It was bound to happen, and it finally happened: On Sunday, a drone attack on an American base in Jordan, near the Syrian border, claimed the lives of three US soldiers, injuring 34 others. The attack punctuated three and a half months of asymmetric warfare between US forces and Iran-linked militant groups; since Oct. 7, there have been more than 150 attacks on American outposts across the Middle East in response to US support for Israel.
Responsibility for the attack was claimed by the Islamic Resistance in Iraq, a term used to identify a constellation of Iranian-backed militias that have fought against Coalition forces in the country. “As we said before,” the group said in a statement, “if the US keeps supporting Israel, there will be escalations.”
The latest attack marks a major upsurge in what was already a low-intensity regional war between Israel and the United States on one side, and an informal anti-Israeli and anti-Western coalition led by Iran, commonly referred to as the Axis of Resistance, on the other. The latter includes Hamas, Lebanon’s Hezbollah, the Syrian government (and various Shiite militias operating in the country), the Houthi movement in Yemen, called Ansar Allah, and Shiite militias in Iraq. They all subscribe to an anti-Western and anti-Zionist agenda, with a particular emphasis on the Palestinian cause.
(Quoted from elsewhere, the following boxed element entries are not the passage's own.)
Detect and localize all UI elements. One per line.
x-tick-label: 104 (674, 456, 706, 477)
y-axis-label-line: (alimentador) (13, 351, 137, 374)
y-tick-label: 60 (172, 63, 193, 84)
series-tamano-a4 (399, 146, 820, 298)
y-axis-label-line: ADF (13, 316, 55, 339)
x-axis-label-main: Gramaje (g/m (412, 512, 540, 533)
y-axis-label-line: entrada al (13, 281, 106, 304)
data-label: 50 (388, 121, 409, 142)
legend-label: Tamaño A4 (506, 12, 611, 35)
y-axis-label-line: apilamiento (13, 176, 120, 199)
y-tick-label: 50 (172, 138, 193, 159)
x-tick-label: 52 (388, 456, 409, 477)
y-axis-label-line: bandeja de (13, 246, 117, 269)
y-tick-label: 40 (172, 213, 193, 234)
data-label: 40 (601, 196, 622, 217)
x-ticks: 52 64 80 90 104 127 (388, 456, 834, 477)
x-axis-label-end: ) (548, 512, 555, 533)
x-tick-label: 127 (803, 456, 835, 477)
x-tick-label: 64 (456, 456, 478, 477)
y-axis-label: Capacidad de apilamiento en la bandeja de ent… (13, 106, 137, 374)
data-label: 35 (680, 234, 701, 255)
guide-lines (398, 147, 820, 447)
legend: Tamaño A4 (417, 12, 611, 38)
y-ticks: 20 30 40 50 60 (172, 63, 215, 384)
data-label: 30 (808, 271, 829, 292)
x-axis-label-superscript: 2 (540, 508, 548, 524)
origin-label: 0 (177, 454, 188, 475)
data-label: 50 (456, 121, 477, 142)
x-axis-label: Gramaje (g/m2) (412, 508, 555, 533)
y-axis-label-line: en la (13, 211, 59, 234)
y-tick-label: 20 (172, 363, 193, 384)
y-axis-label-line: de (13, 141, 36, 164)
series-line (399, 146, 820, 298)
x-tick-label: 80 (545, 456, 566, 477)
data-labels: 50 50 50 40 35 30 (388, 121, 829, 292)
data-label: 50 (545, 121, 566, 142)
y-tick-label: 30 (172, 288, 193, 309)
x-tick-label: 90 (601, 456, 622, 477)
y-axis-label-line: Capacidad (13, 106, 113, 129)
Since Oct. 7, attacks and counterattacks have been taking place across the region—in Iraq, Syria, Lebanon, and Yemen—with Washington even launching a war-in-all-but-name against the Houthis in response to the latter’s blockade of the Red Sea shipping route. Several analysts have been warning about the risk of this conflict escalating into an all-out war; Sunday’s attack in Jordan brings this doomsday scenario one step closer.